Expectations and forgivness

motherhood / Wednesday, March 24th, 2010

My baby really dislikes driving in the car. I was on my way home from a longer trip to a good friend’s house and he just was not going to calm down or fall asleep. I needed to be home in time for my daughter’s arrival from school so I had to keep going. He had been fed, his diaper was fine, and nothing was on top of him or bothering him. He was fine so I knew it would be ok. I still wished I had earplugs or could go-go-gadget my boob to him to lull him to sleep.

The funny thing is that once we finally got out of the car, I opened up his door and upon seeing my face, his tear-streaked one immediately broke into a huge smile. In that moment, he forgave me and forgot all about the torture he had just been put through.

I wondered to myself if it were possible for me to be that forgiving of my children and their annoying antics that drive me up the wall.

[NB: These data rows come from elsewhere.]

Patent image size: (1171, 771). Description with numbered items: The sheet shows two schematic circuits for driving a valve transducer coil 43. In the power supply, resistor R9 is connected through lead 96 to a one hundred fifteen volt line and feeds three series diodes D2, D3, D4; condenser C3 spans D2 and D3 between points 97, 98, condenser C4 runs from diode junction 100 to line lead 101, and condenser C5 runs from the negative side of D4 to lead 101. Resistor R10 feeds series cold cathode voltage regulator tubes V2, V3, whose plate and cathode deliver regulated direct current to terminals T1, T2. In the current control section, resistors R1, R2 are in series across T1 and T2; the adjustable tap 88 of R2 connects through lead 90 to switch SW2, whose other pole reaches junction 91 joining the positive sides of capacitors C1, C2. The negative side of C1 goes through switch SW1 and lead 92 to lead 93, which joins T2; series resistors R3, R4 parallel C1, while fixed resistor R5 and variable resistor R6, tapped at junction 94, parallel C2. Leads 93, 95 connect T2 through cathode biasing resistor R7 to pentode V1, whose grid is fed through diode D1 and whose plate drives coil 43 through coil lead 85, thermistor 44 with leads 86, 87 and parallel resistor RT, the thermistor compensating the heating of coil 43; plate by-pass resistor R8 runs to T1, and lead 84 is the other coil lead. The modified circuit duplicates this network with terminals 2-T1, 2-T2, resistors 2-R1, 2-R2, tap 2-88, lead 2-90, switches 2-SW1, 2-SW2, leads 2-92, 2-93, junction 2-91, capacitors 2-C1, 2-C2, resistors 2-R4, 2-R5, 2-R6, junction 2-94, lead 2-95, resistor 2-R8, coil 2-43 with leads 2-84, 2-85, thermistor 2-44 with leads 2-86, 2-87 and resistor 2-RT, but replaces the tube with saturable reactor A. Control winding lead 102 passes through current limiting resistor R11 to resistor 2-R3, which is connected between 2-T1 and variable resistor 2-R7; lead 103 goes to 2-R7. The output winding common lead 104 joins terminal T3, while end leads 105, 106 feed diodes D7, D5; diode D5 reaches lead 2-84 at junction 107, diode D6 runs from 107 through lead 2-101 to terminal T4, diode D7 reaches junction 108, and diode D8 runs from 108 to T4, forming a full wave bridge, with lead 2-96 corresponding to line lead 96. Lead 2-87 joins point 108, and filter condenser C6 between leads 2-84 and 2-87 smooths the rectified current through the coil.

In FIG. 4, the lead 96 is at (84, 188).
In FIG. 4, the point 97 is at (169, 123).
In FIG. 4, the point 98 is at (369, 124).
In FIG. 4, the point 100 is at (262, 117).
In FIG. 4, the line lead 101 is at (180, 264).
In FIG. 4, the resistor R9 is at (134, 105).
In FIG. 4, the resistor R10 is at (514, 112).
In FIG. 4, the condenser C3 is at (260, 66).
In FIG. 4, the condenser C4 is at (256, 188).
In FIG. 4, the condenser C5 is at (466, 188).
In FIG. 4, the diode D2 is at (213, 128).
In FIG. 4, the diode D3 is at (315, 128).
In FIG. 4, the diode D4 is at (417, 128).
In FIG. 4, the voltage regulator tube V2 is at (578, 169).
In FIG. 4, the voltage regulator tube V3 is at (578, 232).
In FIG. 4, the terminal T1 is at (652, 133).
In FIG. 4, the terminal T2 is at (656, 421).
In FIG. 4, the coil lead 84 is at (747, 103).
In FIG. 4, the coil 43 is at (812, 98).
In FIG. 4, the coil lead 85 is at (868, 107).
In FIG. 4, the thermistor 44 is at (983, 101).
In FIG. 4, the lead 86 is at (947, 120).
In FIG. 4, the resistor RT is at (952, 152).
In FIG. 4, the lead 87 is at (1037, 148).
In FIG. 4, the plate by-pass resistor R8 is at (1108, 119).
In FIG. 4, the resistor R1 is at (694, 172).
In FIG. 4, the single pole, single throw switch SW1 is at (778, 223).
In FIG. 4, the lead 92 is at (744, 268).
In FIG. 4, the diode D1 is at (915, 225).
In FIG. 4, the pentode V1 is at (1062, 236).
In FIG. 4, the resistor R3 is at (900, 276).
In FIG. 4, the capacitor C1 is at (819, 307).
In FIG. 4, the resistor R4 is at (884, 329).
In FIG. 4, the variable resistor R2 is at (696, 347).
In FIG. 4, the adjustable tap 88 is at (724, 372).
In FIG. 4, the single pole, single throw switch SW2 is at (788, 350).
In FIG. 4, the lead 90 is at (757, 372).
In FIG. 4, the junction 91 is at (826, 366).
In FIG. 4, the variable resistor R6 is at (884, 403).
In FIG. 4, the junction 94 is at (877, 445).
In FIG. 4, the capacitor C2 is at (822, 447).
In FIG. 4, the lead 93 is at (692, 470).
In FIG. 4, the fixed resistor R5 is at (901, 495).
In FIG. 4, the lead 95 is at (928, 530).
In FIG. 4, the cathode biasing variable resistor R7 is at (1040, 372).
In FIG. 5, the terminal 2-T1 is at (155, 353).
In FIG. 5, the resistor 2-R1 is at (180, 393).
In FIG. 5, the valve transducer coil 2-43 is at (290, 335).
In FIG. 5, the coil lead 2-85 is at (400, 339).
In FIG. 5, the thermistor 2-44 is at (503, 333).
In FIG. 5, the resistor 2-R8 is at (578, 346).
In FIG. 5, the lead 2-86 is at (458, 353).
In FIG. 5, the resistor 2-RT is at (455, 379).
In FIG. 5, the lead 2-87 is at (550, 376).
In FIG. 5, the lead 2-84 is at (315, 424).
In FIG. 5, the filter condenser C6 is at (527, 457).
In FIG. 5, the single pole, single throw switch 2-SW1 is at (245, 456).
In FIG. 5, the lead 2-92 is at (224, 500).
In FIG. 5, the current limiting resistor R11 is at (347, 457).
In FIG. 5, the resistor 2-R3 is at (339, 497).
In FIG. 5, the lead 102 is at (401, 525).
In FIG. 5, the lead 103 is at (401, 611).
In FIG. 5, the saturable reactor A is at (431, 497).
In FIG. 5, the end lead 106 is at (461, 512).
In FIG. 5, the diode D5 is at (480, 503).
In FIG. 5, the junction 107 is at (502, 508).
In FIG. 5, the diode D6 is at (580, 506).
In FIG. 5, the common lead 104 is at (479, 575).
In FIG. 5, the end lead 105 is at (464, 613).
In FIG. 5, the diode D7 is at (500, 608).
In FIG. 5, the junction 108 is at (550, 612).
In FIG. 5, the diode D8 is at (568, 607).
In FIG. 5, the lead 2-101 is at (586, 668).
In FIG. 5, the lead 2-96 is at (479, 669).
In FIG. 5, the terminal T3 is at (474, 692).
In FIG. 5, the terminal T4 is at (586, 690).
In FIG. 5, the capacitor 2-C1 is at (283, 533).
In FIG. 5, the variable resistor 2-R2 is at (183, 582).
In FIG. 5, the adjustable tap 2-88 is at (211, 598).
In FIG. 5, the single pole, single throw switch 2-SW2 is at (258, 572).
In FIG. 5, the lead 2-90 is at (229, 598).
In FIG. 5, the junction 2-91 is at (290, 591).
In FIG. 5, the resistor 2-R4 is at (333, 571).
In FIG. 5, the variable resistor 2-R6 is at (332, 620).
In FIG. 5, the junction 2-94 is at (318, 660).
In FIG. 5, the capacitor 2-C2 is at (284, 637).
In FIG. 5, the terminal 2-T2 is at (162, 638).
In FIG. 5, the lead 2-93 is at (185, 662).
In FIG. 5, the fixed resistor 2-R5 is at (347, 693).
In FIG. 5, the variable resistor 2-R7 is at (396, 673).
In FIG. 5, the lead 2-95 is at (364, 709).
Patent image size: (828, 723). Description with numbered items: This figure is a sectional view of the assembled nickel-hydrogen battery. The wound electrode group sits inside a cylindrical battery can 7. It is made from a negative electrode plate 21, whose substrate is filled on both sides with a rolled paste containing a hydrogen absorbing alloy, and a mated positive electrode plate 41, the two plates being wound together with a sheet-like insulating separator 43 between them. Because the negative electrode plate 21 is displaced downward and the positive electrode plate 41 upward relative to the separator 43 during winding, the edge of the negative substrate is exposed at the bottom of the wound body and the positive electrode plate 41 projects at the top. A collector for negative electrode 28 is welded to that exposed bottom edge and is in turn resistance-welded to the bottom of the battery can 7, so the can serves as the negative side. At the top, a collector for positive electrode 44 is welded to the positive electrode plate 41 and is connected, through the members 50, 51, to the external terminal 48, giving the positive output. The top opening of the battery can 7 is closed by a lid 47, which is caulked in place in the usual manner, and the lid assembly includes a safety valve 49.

My three year old frequently disobeys a simple order or conveniently forgets to follow through with a request throughout our days. He is a boy and tends to daydream. By the end of the day it’s hard for me put those incidences behind me and let it go. They pull that one last straw and an image of all the day’s offenses flashes across my mind and I lose it.

Later I feel bad of course and remind myself that my 3 year old and 6 year old do not ignore me because they do not love me or sit around drawing out plans for their next mode of attack against mom to see just how crazy mom can get. (or at least not yet!) My baby, most likely does not decide to wake up from a 15 minute nap and fuss the rest of the day because he wants to intentionally drive me crazy. (they are smart but not that smart, right?)

I’m also learning, and re-learning, reevaluate my expectations for my children. Should I really expect my six year old to always mind her manners and answer me politely? Is it really fair to expect my 3 year old to listen and respond to every little thing I ask? And my baby, my precious squishy little baby, one day he’ll be all grown-up and won’t even want me to look at him in public. He lives in a crazy house with loud, normal siblings, and a crazy over-ambitious momma. Perhaps I shouldn’t be surprised when he’d rather be part of the action than sleep through it all.